For now, on to today’s progress:
The next picture is 45 minutes later with both arms sanded. I start with 60-grit, go to 120, 220, 320, 400 and then finished up with a 500-grit abralon pad. The pads are pricey at $65 per box of 10, but well worth it, this year I even forked out more to get some 1000-grit pads, not sure it was worth it, not a huge noticeable difference between sanding to 1000 versus ending at 500.
From here I went to work on the leg joints. As you recall from working on the seat, we cut a bunch of notches, rabbits and such. To get the legs to fit these joints we start out by marking the legs for where they need to match up to the seat. Then using the table saw, we cut notches in three sides of the front leg blanks. The leg blanks were dimensioned to fit the seat gap perfectly before-hand though.
The back legs also get marked and the notches cut on the table saw. Trial fitting to the seat joints are key during the notching of both the front and back legs so that you don’t remove too much material and you get a nice, tight fit.
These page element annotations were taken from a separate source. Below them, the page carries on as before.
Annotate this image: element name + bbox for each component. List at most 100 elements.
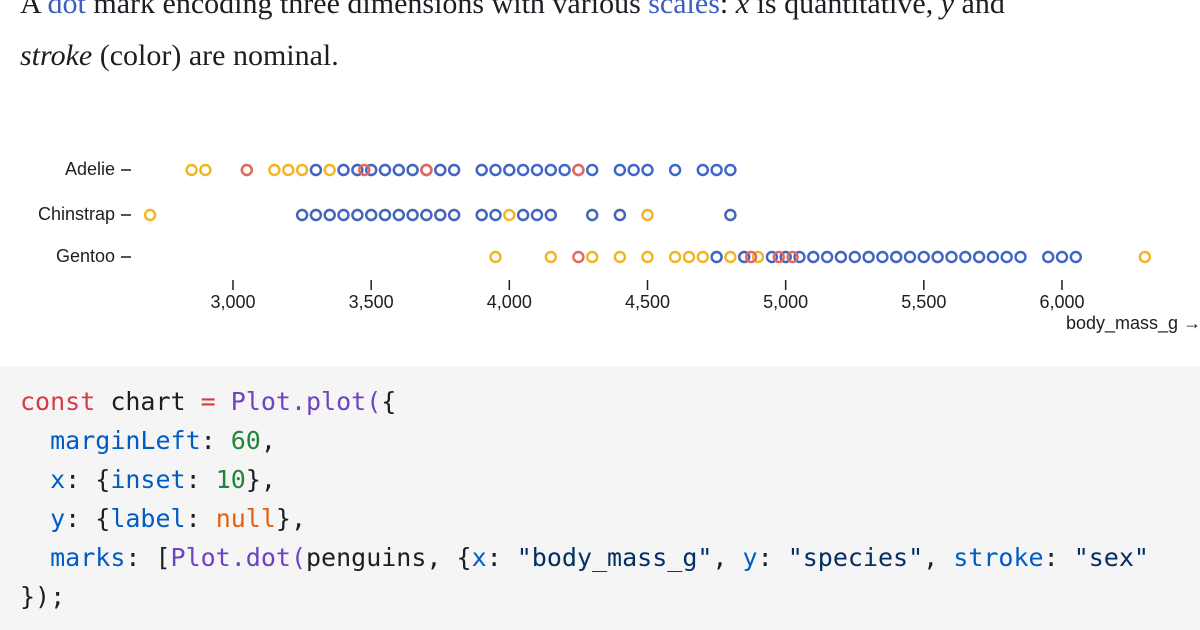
code-token: : [200, 426, 231, 455]
dot-mark [323, 208, 336, 222]
dot-mark [503, 208, 516, 222]
dot-mark [378, 208, 392, 222]
description-line-1: A dot mark encoding three dimensions wit… [20, 0, 1200, 30]
x-axis: 3,000 3,500 4,000 4,500 5,000 5,500 6,000body_… [210, 280, 1200, 334]
dot-mark [876, 250, 889, 264]
dot-mark [903, 250, 917, 264]
code-token: : [185, 504, 216, 533]
dot-mark [447, 208, 461, 222]
dot-mark [710, 163, 723, 177]
dot-mark [668, 163, 682, 177]
code-token: , [923, 543, 954, 572]
dot-plot-chart: Adelie Chinstrap Gentoo 3,000 3,500 4,000 4,5… [38, 159, 1200, 334]
dot-mark [475, 163, 488, 177]
code-token: }, [275, 504, 307, 533]
dot-mark [309, 208, 323, 222]
code-token: : [1043, 543, 1074, 572]
dot-mark [696, 250, 709, 264]
code-token: : [486, 543, 517, 572]
dot-mark [724, 163, 737, 177]
dot-mark [530, 208, 544, 222]
dot-mark [337, 208, 350, 222]
dot-mark [544, 208, 557, 222]
dot-mark [586, 163, 599, 177]
code-token: null [215, 504, 276, 533]
dot-mark [931, 250, 944, 264]
x-tick-label: 4,000 [487, 292, 532, 312]
text-segment: mark encoding three dimensions with vari… [85, 0, 649, 20]
dot-mark [986, 250, 1000, 264]
dot-mark [434, 208, 447, 222]
dot-mark [668, 250, 682, 264]
x-tick-label: 5,500 [901, 292, 946, 312]
dot-mark [392, 208, 405, 222]
dot-mark [890, 250, 903, 264]
dot-mark [295, 163, 309, 177]
code-token: x [50, 465, 66, 494]
code-token: marginLeft [50, 426, 201, 455]
dot-mark [917, 250, 930, 264]
code-token: }); [20, 582, 66, 611]
code-token: y [50, 504, 66, 533]
x-tick-label: 3,000 [210, 292, 255, 312]
dot-mark [945, 250, 958, 264]
code-token: "sex" [1073, 543, 1149, 572]
dot-mark [309, 163, 323, 177]
dot-mark [586, 208, 599, 222]
description-paragraph: A dot mark encoding three dimensions wit… [20, 0, 1200, 82]
code-token: inset [110, 465, 186, 494]
dot-mark [1069, 250, 1083, 264]
dot-mark [627, 163, 640, 177]
dot-mark [641, 208, 654, 222]
dot-mark [613, 208, 627, 222]
code-token: : { [65, 465, 111, 494]
dot-mark [530, 163, 544, 177]
dot-mark [378, 163, 392, 177]
dot-mark [710, 250, 723, 264]
dot-mark [1041, 250, 1055, 264]
dot-mark [558, 163, 571, 177]
dot-mark [337, 163, 350, 177]
dot-mark [848, 250, 861, 264]
dots-layer [143, 163, 1152, 264]
emphasis-stroke: stroke [20, 39, 93, 72]
dot-mark [282, 163, 295, 177]
code-token: x [471, 543, 487, 572]
code-token: { [381, 387, 397, 416]
dot-mark [972, 250, 986, 264]
dot-mark [959, 250, 972, 264]
dot-mark [724, 250, 737, 264]
code-token: y [742, 543, 758, 572]
description-line-2: stroke (color) are nominal. [20, 30, 1200, 82]
x-tick-label: 5,000 [763, 292, 808, 312]
dot-mark [572, 163, 585, 177]
code-token: marks [50, 543, 126, 572]
code-token: chart [95, 387, 201, 416]
dot-mark [807, 250, 820, 264]
dot-mark [475, 208, 488, 222]
dot-mark [185, 163, 198, 177]
dot-mark [786, 250, 799, 264]
text-segment: (color) are nominal. [92, 39, 339, 72]
dot-mark [406, 163, 419, 177]
dot-mark [240, 163, 254, 177]
dot-mark [572, 250, 585, 264]
x-tick-label: 3,500 [349, 292, 394, 312]
y-tick-label: Gentoo [56, 246, 115, 266]
dot-mark [358, 163, 371, 177]
dot-link[interactable]: dot [48, 0, 86, 20]
code-token: Plot.plot( [215, 387, 382, 416]
dot-mark [434, 163, 447, 177]
dot-mark [862, 250, 875, 264]
dot-mark [392, 163, 405, 177]
scales-link[interactable]: scales [648, 0, 720, 20]
dot-mark [503, 163, 516, 177]
x-tick-label: 6,000 [1039, 292, 1084, 312]
dot-mark [724, 208, 737, 222]
text-segment: : [719, 0, 736, 20]
text-segment: is quantitative, [749, 0, 941, 20]
dot-mark [1000, 250, 1013, 264]
dot-mark [682, 250, 696, 264]
code-token: 10 [215, 465, 246, 494]
dot-mark [351, 208, 364, 222]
After I am satisfied with my notches I use a round-over bit which is the same radius as the rabbit bit we used on the seat. This gives us the nice curve which is identical to the curve on the seat. Here is a picture of all four legs after being put through the router:
The joints are tight enough that is takes some persuasion with the mallet to get them tight, but not too tight that you have to worry about splitting wood. With the legs in position I mark the legs where they hit the top and bottom of the seat, this gives us a guide for when we final shape the legs. I also mark the seat where the back legs hit it so I can mark and band-saw both the sides and back of the seat with a nice curve. I like to use the rocker-taper template for marking the seat, it is a nice curve and I know each side will be identical. With the sides and back of the seat band-sawn I will now proceed to sand the heck out of the seat all the way through 500-grit.